The injector is a two-piece system with screw technology rather than plunger technology, which, according to Dr. Khan, has been widely adopted by ophthalmologists. Its handpiece is reusable.

“The delivery of the IOL is very controlled with [this] injector,” Dr. Khan said.

The first disposable injector for the EnVista IOL injector caused the lens to torque slightly during insertion, and the surgeon had to turn his or her wrist 180º to ensure that the lens was delivered right side up, he said.

“That doesn’t happen with this injection system,” Dr. Khan said.

As with previous generations, this new injector can deliver the lens through a 2-mm incision.



Surgical pearls

Dr. Khan advised surgeons using the new injector to make certain the IOL is positioned as far down in the cartridge as possible by pushing it forward with a pair of straight tying forceps.

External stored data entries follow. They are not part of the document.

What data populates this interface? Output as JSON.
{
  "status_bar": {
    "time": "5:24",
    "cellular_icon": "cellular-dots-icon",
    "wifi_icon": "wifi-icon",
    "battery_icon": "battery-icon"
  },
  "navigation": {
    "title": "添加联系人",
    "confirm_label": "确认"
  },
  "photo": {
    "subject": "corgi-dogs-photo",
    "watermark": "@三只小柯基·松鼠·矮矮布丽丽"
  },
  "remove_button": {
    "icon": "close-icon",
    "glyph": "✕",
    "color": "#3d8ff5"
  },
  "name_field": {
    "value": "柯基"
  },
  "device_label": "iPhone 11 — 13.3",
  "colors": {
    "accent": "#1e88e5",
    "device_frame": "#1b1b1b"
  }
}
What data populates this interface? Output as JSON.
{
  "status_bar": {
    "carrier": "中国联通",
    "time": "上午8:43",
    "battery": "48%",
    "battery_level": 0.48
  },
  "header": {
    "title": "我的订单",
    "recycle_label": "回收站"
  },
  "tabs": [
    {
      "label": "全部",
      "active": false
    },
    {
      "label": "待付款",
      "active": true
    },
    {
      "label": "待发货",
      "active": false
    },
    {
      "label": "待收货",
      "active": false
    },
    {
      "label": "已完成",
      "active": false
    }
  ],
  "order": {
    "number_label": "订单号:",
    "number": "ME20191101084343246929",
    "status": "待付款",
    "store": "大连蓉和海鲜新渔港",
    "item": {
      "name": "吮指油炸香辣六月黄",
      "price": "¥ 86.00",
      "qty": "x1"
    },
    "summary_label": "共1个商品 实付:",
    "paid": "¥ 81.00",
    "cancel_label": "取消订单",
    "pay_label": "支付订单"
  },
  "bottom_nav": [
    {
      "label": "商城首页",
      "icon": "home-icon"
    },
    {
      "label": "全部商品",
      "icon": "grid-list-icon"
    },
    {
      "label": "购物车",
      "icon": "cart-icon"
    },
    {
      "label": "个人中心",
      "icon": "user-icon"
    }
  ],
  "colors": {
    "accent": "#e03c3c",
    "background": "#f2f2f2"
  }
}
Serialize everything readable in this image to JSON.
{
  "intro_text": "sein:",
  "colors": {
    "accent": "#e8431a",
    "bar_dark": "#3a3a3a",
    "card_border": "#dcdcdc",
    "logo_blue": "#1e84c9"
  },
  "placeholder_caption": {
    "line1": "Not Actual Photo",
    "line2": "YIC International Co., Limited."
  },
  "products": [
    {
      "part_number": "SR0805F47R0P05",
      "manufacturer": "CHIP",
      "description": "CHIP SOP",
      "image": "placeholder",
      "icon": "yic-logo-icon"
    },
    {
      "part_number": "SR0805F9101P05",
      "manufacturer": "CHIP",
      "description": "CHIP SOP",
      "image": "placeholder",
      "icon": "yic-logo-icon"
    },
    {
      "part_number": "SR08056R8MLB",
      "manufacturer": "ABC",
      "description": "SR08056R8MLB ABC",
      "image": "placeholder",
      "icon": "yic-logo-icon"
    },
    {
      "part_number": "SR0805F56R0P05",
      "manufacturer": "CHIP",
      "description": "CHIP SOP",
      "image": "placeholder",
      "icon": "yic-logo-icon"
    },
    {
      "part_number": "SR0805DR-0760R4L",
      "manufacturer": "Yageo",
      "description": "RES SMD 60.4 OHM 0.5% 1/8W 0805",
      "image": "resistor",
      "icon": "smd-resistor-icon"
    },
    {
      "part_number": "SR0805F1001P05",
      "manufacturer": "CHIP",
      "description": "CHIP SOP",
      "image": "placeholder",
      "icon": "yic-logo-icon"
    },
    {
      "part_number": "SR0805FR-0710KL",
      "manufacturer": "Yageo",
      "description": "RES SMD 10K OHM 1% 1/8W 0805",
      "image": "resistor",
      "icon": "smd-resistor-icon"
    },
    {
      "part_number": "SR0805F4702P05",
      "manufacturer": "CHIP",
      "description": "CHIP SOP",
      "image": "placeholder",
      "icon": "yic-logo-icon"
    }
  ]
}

If the IOL is not as far into the cartridge as possible, the plunger can sometimes engage the haptics in such a way that the haptics can be sheared, he said.

Though the instrument was designed for use with the enVista lens, other IOLs also can be injected using this system, according to Dr. Khan.

“Before other injector systems were introduced, other companies were using the Monarch injector [Alcon Laboratories] to insert their IOLs,” he said. “In this case, other IOLs with a similar one-piece optics design should be able to be injected with the BLIS system.

“I’ve found [the new injector system] facilitates smooth loading as well as an effortless delivery of the lens,” Dr. Khan said. “The design of the cartridge also enhances the insertion of the IOL in comparison to other technologies on the market. This device lives up to its name and is a welcome addition in my practice.”

Baseer Khan, MD, FRCSC


Dr. Khan is a consultant to Bausch + Lomb. BLIS was approved by Health Canada in August 2013 and received CE Mark approval in October 2013.